Beware that gcc before 7.0 treats the 128b _mm_min_ps
intrinsic as commutative even without -ffast-math
(even though it knows the minps
instruction isn't). Use an up-to-date gcc, or make sure that gcc chooses to compile your code with the operands in the order needed by this algorithm. (Or use clang). It's possible that gcc won't ever swap the operands with AVX, only with SSE (to avoid extra movapd
instructions), but the safest thing is to use gcc7 or later.

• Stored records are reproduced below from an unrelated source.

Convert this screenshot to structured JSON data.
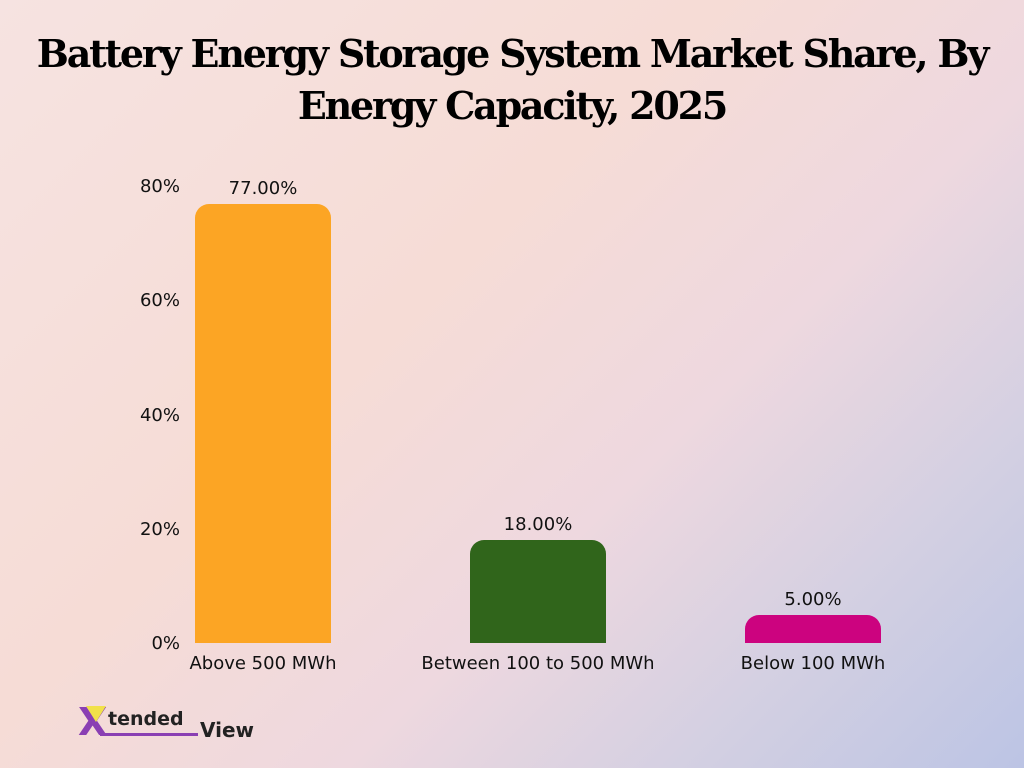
{
  "title": {
    "line1": "Battery Energy Storage System Market Share, By",
    "line2": "Energy Capacity, 2025"
  },
  "yaxis": {
    "ticks": [
      "0%",
      "20%",
      "40%",
      "60%",
      "80%"
    ]
  },
  "bars": [
    {
      "category": "Above 500 MWh",
      "value": 77,
      "label": "77.00%",
      "color": "#FCA524"
    },
    {
      "category": "Between 100 to 500 MWh",
      "value": 18,
      "label": "18.00%",
      "color": "#30651B"
    },
    {
      "category": "Below 100 MWh",
      "value": 5,
      "label": "5.00%",
      "color": "#CC037F"
    }
  ],
  "logo": {
    "x": "X",
    "tended": "tended",
    "view": "View"
  },
  "chart_data": {
    "type": "bar",
    "title": "Battery Energy Storage System Market Share, By Energy Capacity, 2025",
    "categories": [
      "Above 500 MWh",
      "Between 100 to 500 MWh",
      "Below 100 MWh"
    ],
    "values": [
      77.0,
      18.0,
      5.0
    ],
    "data_labels": [
      "77.00%",
      "18.00%",
      "5.00%"
    ],
    "colors": [
      "#FCA524",
      "#30651B",
      "#CC037F"
    ],
    "xlabel": "",
    "ylabel": "",
    "ylim": [
      0,
      80
    ],
    "yticks": [
      "0%",
      "20%",
      "40%",
      "60%",
      "80%"
    ],
    "grid": false,
    "legend": "none"
  }
}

When a float is converted to int using _mm256_cvttps_epi32 then the integer returned is a truncated (round towards zero) value. That is the values 1.2, 1.7, and 1.9 are converted to 1, and they are thus not greater than 1.
The output of _mm256_cmpgt_epi32 is not 1 but "all ones", from the docs:
... if the s1 data element is greater than the corresponding element in s2, then the corresponding element in the destination vector is set to all 1s.
"All ones" is when using two's-complement integers, as your results show, minus one.